Monday, March 7, 2016

Watching the 20th Century, 1910-1911

If that’s Mary Pickford under that big black wig, she must be too uncomfortable to effectively play the hispanic maid who falls madly in love she’s supposed to be. Her Indian lover, that guy is sometimes pretty good. The best scene is unintentionally hilarious -- from the context, you’re supposed to believe that Ramona sees her Indian strumming his guitar and, afraid for her feelings for him, runs away...but it looks like his playing is so terrible that it chases her off.

This time, it’s personal! That’s right, in D.W. Griffith’s retelling, the French Revolution is incited by a poor tradesman, upset because a rich aristocrat stole his pretty wife. The costumes and sets are nice, the acting is okay, but the best part is the suspense of the chase scene. The wronged and crazed husband is chasing the aristocrat and his wife through the streets with a knife, but does he want revenge against just the man, or them both?

It seems a little pervy how jealous the old pigeon farmer gets of his daughter -- Mary Pickford, again -- falling in love, though he might rightfully be concerned that she seems to fall in love after just talking to a guy for an hour. D.W. Griffith is at his best when capturing emotion on film, and the old man’s melancholy and loneliness feel the truest in this short film. But the unanswered question is -- why did we ever have pigeon farms??

It’s Mulan in the American Civil War!  Kinda!  Well, that’s the good part, anyway, how the sister disguises herself as her cowardly brother and becomes a war hero in his stead. That’s pretty exciting. To give the movie its title, though, it then shifts to the cowardly brother being locked away by his mother, out of shame, for the rest of his life.
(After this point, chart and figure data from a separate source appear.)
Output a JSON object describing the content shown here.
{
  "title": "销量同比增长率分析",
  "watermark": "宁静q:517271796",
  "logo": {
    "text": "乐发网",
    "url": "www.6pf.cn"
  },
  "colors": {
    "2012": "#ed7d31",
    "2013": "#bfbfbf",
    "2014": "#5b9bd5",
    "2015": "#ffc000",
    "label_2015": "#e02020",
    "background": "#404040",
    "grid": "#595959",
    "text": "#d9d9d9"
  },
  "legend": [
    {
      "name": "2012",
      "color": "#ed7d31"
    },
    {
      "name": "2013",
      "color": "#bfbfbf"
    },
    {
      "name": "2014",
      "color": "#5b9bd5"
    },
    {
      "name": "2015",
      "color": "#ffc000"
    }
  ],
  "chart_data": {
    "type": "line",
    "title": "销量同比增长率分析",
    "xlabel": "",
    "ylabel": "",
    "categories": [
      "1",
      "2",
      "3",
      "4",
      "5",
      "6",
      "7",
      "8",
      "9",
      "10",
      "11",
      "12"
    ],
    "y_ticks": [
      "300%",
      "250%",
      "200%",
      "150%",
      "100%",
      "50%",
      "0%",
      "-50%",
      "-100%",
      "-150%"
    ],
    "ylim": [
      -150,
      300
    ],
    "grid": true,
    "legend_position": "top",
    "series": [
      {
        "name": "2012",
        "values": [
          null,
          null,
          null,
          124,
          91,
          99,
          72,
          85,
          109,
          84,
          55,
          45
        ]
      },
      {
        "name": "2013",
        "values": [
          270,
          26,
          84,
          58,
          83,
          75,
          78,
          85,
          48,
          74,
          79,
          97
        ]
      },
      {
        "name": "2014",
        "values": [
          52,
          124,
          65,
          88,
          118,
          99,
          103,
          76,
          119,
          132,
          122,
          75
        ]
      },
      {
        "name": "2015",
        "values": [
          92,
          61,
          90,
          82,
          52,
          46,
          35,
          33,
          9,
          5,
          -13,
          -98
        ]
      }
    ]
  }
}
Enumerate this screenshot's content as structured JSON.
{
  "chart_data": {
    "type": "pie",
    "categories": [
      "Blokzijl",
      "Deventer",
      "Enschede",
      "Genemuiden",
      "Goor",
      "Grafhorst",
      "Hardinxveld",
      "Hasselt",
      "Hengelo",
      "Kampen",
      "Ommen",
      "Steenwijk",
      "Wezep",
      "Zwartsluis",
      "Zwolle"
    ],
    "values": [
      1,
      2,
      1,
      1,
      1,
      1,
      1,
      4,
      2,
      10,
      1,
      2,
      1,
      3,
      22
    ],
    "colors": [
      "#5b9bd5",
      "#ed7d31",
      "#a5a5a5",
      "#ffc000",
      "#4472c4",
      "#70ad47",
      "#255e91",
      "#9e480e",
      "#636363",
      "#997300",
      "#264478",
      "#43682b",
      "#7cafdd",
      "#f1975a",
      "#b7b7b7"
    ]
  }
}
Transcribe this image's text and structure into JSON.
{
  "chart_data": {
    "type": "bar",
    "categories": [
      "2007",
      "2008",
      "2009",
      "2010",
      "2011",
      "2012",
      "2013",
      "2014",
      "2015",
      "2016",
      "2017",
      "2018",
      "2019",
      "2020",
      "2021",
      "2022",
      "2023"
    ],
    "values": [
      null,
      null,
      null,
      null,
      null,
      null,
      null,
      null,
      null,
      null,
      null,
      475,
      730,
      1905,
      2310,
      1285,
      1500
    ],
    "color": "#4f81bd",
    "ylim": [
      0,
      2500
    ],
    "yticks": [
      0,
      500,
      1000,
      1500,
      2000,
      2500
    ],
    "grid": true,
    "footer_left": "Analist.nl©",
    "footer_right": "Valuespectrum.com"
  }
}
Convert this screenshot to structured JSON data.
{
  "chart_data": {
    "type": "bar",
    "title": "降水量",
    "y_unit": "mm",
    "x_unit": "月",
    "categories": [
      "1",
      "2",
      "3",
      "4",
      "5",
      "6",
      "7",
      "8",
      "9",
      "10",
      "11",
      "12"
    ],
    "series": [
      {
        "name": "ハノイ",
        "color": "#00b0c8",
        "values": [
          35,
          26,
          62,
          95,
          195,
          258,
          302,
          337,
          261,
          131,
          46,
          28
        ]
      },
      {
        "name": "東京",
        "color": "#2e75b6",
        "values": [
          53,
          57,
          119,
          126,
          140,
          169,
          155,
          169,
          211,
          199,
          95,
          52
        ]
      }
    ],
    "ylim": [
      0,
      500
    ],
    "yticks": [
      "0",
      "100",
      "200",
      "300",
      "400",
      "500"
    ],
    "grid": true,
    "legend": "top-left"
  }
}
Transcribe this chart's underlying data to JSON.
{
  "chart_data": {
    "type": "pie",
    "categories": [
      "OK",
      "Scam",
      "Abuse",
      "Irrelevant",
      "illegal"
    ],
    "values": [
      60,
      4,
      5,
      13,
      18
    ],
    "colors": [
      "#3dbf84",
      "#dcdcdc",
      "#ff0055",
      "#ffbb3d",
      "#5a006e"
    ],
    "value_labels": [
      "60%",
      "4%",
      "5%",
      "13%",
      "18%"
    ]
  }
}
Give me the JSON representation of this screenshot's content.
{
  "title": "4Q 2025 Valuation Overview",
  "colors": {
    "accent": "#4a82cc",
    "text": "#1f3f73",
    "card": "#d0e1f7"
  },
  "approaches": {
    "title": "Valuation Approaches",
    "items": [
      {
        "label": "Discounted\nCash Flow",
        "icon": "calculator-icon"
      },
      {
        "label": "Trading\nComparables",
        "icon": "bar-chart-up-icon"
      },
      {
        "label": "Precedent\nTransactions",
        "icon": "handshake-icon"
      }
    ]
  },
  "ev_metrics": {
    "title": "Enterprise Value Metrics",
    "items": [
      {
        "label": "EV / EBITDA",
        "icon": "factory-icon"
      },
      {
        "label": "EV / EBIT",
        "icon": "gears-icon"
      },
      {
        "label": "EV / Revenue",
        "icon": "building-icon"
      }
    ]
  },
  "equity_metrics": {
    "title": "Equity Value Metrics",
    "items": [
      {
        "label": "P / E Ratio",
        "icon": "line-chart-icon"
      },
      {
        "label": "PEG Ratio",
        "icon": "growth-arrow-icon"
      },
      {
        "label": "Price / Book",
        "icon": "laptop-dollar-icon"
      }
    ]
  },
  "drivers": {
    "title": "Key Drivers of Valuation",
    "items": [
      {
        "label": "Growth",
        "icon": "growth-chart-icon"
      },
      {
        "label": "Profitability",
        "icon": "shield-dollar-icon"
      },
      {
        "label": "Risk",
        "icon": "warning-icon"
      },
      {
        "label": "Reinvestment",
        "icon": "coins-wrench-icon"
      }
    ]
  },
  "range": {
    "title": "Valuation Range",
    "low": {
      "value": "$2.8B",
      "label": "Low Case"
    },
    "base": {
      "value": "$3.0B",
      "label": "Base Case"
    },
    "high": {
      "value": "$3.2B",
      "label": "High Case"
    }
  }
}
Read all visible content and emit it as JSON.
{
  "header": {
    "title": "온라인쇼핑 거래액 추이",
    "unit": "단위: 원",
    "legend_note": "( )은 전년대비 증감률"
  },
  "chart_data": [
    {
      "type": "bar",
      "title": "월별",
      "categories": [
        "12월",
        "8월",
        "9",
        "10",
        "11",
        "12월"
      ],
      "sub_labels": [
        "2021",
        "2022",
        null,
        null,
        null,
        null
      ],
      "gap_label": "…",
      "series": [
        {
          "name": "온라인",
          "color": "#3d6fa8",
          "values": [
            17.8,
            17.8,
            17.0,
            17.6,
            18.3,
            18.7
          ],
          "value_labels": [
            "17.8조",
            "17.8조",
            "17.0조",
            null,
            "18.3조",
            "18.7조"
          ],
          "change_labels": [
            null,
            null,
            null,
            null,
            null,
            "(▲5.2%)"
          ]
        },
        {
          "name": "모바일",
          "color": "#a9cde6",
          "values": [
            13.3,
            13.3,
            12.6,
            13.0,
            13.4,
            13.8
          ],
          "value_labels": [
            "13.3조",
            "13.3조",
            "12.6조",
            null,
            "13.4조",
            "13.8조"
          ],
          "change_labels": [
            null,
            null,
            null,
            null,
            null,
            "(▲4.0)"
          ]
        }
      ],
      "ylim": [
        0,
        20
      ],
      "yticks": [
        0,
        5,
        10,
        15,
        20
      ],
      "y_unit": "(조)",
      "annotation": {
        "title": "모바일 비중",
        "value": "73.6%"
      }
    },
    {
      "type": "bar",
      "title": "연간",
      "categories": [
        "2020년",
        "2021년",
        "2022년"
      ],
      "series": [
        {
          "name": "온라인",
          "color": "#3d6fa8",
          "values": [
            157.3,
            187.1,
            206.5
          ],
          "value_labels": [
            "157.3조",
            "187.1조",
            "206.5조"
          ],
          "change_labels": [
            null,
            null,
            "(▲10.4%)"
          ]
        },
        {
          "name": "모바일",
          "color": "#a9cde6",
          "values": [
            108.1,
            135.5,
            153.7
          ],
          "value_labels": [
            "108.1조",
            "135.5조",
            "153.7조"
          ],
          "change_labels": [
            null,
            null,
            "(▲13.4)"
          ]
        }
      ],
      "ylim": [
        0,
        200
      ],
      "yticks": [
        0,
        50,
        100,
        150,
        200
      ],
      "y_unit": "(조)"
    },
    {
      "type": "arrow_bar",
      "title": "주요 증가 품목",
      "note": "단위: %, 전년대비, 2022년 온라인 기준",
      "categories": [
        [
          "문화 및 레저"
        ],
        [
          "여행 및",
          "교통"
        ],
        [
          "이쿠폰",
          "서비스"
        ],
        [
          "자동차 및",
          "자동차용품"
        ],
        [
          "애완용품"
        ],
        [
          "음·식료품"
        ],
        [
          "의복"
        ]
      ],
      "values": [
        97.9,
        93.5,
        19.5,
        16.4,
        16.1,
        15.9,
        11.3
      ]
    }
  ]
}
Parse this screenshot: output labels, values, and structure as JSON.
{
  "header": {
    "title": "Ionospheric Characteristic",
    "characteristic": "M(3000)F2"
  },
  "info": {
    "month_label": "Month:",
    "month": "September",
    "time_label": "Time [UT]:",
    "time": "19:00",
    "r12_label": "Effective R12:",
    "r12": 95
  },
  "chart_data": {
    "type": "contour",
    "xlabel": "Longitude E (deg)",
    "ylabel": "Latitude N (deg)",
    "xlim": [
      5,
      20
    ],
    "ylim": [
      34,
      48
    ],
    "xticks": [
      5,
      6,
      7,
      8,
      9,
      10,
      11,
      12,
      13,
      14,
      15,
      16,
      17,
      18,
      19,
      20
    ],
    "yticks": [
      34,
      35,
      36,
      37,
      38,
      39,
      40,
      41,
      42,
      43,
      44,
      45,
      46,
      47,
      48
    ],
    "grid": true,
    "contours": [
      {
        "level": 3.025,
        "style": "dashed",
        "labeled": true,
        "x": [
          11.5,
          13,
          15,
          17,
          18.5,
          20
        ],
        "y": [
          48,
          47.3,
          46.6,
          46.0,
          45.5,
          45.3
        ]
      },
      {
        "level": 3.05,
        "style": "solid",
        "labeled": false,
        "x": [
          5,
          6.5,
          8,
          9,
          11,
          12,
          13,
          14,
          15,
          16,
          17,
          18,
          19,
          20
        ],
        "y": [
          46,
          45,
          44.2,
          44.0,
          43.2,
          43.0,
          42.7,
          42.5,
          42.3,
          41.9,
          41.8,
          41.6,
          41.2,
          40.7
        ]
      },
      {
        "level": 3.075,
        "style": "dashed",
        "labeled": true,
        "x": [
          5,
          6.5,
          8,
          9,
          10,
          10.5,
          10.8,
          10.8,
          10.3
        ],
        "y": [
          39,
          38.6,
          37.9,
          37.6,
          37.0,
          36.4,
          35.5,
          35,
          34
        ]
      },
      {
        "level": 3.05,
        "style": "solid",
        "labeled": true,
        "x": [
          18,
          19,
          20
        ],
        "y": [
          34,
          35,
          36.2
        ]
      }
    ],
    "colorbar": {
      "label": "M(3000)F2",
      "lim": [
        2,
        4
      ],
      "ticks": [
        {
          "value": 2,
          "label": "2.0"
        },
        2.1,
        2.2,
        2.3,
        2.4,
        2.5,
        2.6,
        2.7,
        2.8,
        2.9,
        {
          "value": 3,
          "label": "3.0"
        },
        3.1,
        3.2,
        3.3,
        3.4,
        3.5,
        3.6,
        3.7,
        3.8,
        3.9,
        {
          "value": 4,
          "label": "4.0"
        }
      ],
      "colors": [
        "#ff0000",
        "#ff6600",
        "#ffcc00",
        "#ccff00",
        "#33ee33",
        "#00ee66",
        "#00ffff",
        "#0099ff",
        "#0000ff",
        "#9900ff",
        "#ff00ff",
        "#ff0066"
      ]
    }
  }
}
I’m already a fan of the classic comic strip, so seeing it animated, from drawings by the strip’s creator, is pretty special. There’s not anymore to this film than that, though.

This lurid, but often funny tale is about a married couple who grow restless, both seek out affairs, but wind up in big trouble for their efforts. The movie was supposedly made in Russia, though the writing in the movie is in English. The really weird thing about this movie is that it’s all stop-motion animation -- apparently done with dead bugs. The effect is creepy as heck.’

Another Civil War story from D.W. Griffith, this one stars “Old Ben”. Sure, Ben is a white man in blackface and a “happy slave”, but he’s also the first black character action hero in movies -- saving the family fortune from bushwhackers, rushing into a burning house to save a man’s life, and uniting two lovers at movie’s end. The other curious thing about this film is the sub-plot about the bushwhackers -- was civilian looting really such a problem during the Civil War? Or is this just another variation on Griffith’s theme of “income disparity leads to violent uprising”?

D.W. Griffith directed, based on the Tennyson poem. It’s an ambitious story and, like all complex stories, invites plot holes. This might be the first significant plot hole in film history -- if Enoch’s wife stands on the beach all day, watching his ship depart -- who’s watching the baby back home?

It’s a depressing film, but it does have some merit. I appreciate how Philip is never portrayed as a villain for stealing Enoch’s wife. Indeed, I was interested in how smart it was to have the children, who had never really known their father, bond with Philip well before Enoch’s wife comes around too.

This is the earliest Sherlock Holmes parody on film of which I’m aware. There is some broad humor here that works -- Burstrup using his magnifying glass to find his telephone, and the completely unnecessary disguise he uses to show up and investigate. The story is extremely weak -- a henpecked husband (and we know this only because of the masculine look of his wife) wants to escape home for a poker game (this context is only revealed later, at first it appears he’s trying to slip away with his gay lover) so he tries to convince his wife that he’s dead with a dummy’s head with a wig on it in their bed next to some blood.

There is an unusual camera trick used once in the film that makes it appear that the camera is looking over Burstrup’s shoulder while he leans over the floor, searching it for clues. Since cameras were not maneuverable enough in 1911 to do that, the actor must be facing a wall they are pretending is the floor, while he pretends to be bending over.

Perhaps the earliest known film adaptation of the classic fairytale, this version starts right at the invitation to the ball. They must have spent too much on the lavish palace set, because instead of filming an additional outdoor scene for the turning of a pumpkin into a coach, it happens right in Cinderella’s kitchen!  Other unusual changes -- the slightly creepy-looking fairy godmother appears in front of everyone at the end, and Cinderella’s father seems to still be alive! At least, there is an unexplained man hanging out with the stepmother who looks too well-dressed to be a servant. I guess, in this version, Cinderella just has two awful parents.  
Another difficulty is that they hadn’t figured out how to do nighttime outdoor shooting yet, so when it turns midnight, it appears to be noon.